Call Me by Your Name, Aciman's debut novel, established him as one of the finest writers of our time, an expert at the most sultry depictions of longing and desire. As The Washington Post Book World wrote, "The beauty of Aciman's writing and the purity of his passions should place this extraordinary first novel within the canon of great romantic love stories for everyone."
Aciman's piercing and romantic new novel is a brilliant performance from a master prose stylist.

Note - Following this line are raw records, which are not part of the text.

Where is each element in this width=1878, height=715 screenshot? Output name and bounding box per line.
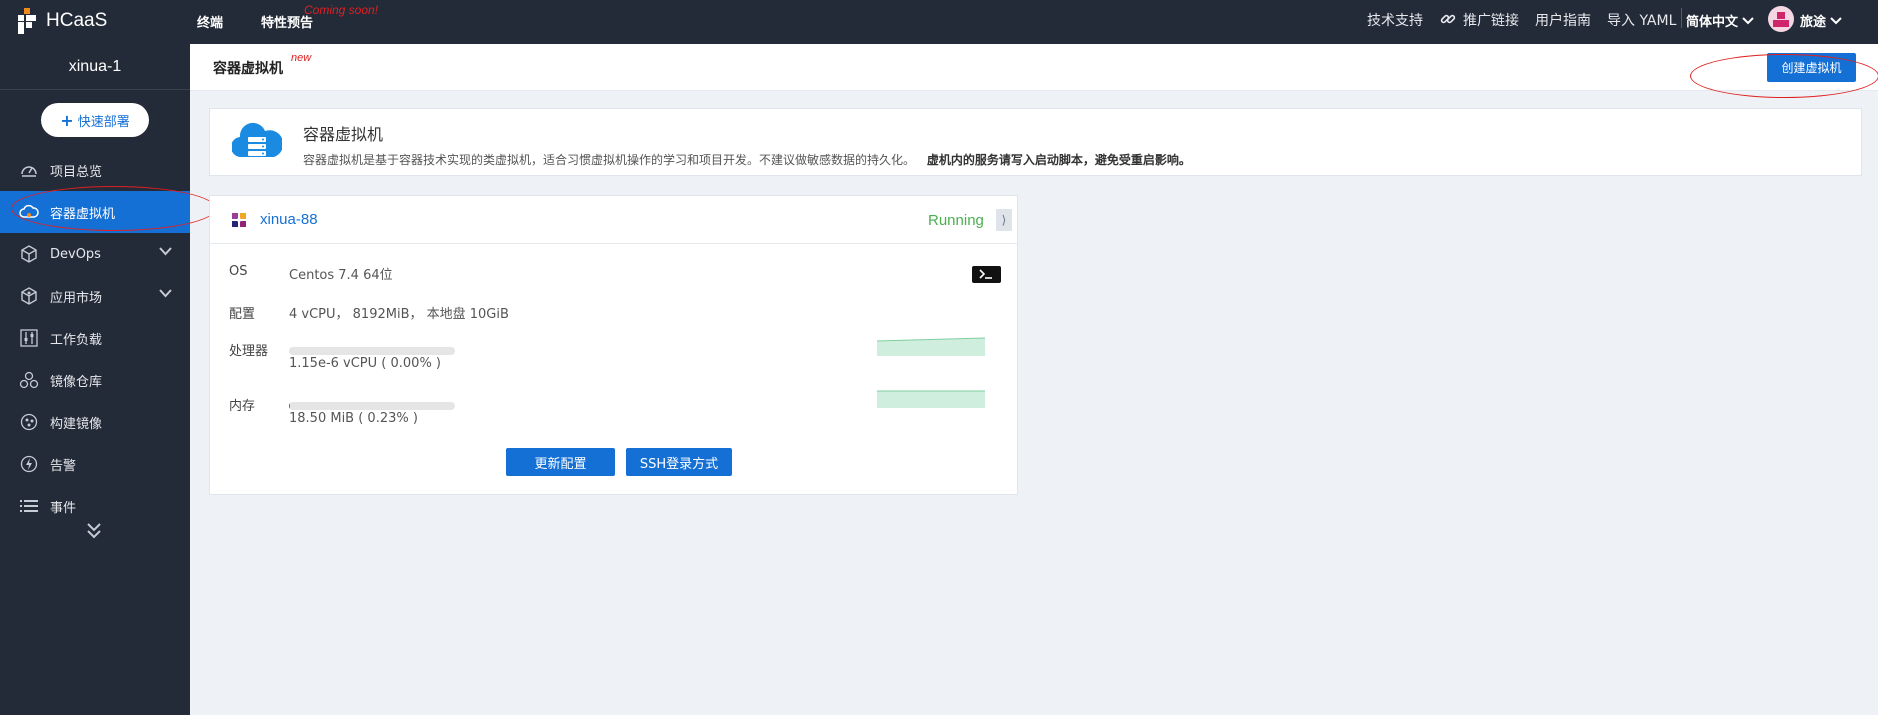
- expand-arrow-icon[interactable]: ⟩: [996, 209, 1012, 231]
- sidebar-item-label: 构建镜像: [50, 416, 103, 432]
- link-chain-icon: [1440, 11, 1456, 31]
- language-label: 简体中文: [1686, 15, 1739, 30]
- user-guide-link[interactable]: 用户指南: [1535, 10, 1591, 30]
- sidebar-item-overview[interactable]: 项目总览: [0, 149, 190, 191]
- info-banner: 容器虚拟机 容器虚拟机是基于容器技术实现的类虚拟机，适合习惯虚拟机操作的学习和项…: [209, 108, 1862, 176]
- promotion-link[interactable]: 推广链接: [1463, 10, 1519, 30]
- tech-support-link[interactable]: 技术支持: [1367, 10, 1423, 30]
- project-name[interactable]: xinua-1: [0, 44, 190, 90]
- sidebar-item-alerts[interactable]: 告警: [0, 443, 190, 485]
- chevron-down-icon[interactable]: [159, 247, 172, 256]
- sidebar-item-workloads[interactable]: 工作负载: [0, 317, 190, 359]
- annotation-ellipse-create: [1690, 54, 1878, 98]
- hcaas-logo-icon: [18, 8, 36, 34]
- memory-sparkline: [877, 390, 985, 408]
- page-header: 容器虚拟机 new 创建虚拟机: [190, 44, 1878, 91]
- banner-warning: 虚机内的服务请写入启动脚本，避免受重启影响。: [926, 153, 1191, 167]
- cpu-value: 1.15e-6 vCPU ( 0.00% ): [289, 356, 442, 371]
- chevron-down-icon: [1742, 16, 1754, 24]
- vm-name[interactable]: xinua-88: [260, 211, 318, 228]
- user-menu[interactable]: 旅途: [1800, 11, 1842, 30]
- page-title: 容器虚拟机: [213, 61, 283, 77]
- sidebar-item-label: 告警: [50, 458, 77, 474]
- vm-card-header: xinua-88 Running ⟩: [210, 196, 1017, 244]
- cpu-label: 处理器: [229, 344, 269, 359]
- centos-icon: [232, 213, 246, 227]
- memory-value: 18.50 MiB ( 0.23% ): [289, 411, 418, 426]
- memory-label: 内存: [229, 399, 256, 414]
- sidebar-item-build-image[interactable]: 构建镜像: [0, 401, 190, 443]
- ssh-login-button[interactable]: SSH登录方式: [626, 448, 732, 476]
- nav-terminal[interactable]: 终端: [197, 12, 223, 31]
- sidebar-item-label: 事件: [50, 500, 77, 516]
- sidebar-item-events[interactable]: 事件: [0, 485, 190, 527]
- list-icon: [18, 495, 40, 517]
- cpu-usage-bar: [289, 347, 455, 355]
- cpu-sparkline: [877, 337, 985, 356]
- build-icon: [18, 411, 40, 433]
- alert-icon: [18, 453, 40, 475]
- coming-soon-tag: Coming soon!: [304, 3, 379, 17]
- vm-status: Running: [928, 212, 984, 229]
- sidebar-item-app-market[interactable]: 应用市场: [0, 275, 190, 317]
- plus-icon: +: [60, 110, 74, 130]
- os-value: Centos 7.4 64位: [289, 268, 393, 283]
- logo-text: HCaaS: [46, 10, 108, 31]
- logo[interactable]: HCaaS: [16, 8, 107, 34]
- memory-usage-bar: [289, 402, 455, 410]
- banner-title: 容器虚拟机: [303, 125, 384, 144]
- sidebar: xinua-1 + 快速部署 项目总览 容器虚拟机 DevOps 应用市场 工作…: [0, 44, 190, 715]
- sidebar-item-label: 项目总览: [50, 164, 103, 180]
- new-tag: new: [291, 52, 312, 64]
- banner-description: 容器虚拟机是基于容器技术实现的类虚拟机，适合习惯虚拟机操作的学习和项目开发。不建…: [303, 151, 1191, 168]
- terminal-icon[interactable]: [972, 266, 1001, 283]
- chevron-down-icon: [1830, 16, 1842, 24]
- quick-deploy-label: 快速部署: [77, 114, 130, 130]
- sidebar-item-image-registry[interactable]: 镜像仓库: [0, 359, 190, 401]
- user-name: 旅途: [1800, 15, 1827, 30]
- sidebar-item-label: 应用市场: [50, 290, 103, 306]
- dashboard-icon: [18, 159, 40, 181]
- sliders-icon: [18, 327, 40, 349]
- avatar[interactable]: [1768, 6, 1794, 32]
- language-select[interactable]: 简体中文: [1686, 11, 1754, 30]
- box-icon: [18, 285, 40, 307]
- update-config-button[interactable]: 更新配置: [506, 448, 615, 476]
- sidebar-item-label: DevOps: [50, 246, 101, 262]
- vm-card: xinua-88 Running ⟩ OS Centos 7.4 64位 配置 …: [209, 195, 1018, 495]
- topbar-divider: [1681, 8, 1682, 28]
- quick-deploy-button[interactable]: + 快速部署: [41, 103, 149, 137]
- config-label: 配置: [229, 307, 256, 322]
- sidebar-item-label: 工作负载: [50, 332, 103, 348]
- import-yaml-link[interactable]: 导入 YAML: [1607, 10, 1676, 30]
- banner-description-text: 容器虚拟机是基于容器技术实现的类虚拟机，适合习惯虚拟机操作的学习和项目开发。不建…: [303, 153, 916, 167]
- cube-icon: [18, 243, 40, 265]
- sidebar-item-devops[interactable]: DevOps: [0, 233, 190, 275]
- config-value: 4 vCPU， 8192MiB， 本地盘 10GiB: [289, 307, 509, 322]
- circles-icon: [18, 369, 40, 391]
- annotation-ellipse-sidebar: [11, 186, 216, 231]
- chevron-down-icon[interactable]: [159, 289, 172, 298]
- top-bar: HCaaS 终端 特性预告 Coming soon! 技术支持 推广链接 用户指…: [0, 0, 1878, 44]
- sidebar-item-label: 镜像仓库: [50, 374, 103, 390]
- double-chevron-down-icon[interactable]: [84, 522, 104, 540]
- cloud-server-icon: [232, 122, 282, 158]
- os-label: OS: [229, 264, 248, 279]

This feverish novel from the author of Call Me by Your Name takes a microscope to a torrid romance cum battle of the sexes between two 20-something New Yorkers. Clara Brunschvicg and the unnamed narrator meet at a swank Christmas Eve party and immediately jockey for position. The ensuing grappling plays out over the course of the seven nights between that party and New Year's Eve. The motor that makes this dual character portrait hum is the narrator's uncertainty about sardonic beauty Clara's murky intentions. Aciman knows these types well, filling their romance with coffees, wealthy friends in Hudson County, and Rohmer film festivals, and he concocts ever more complex scenarios to dramatize the tension and uncertainty. This smart book is rich with the details of how skittish lovers interact. Aciman creates a private vernacular for the two while rarely failing to miss a telling smile or let so much as a line of dialogue go wasted. At times the narrator's wordiness drags particularly when he intersperses the play-by-play of an intense moment with an extended analysis of the scene but, mostly, the novel is taut and entirely authentic.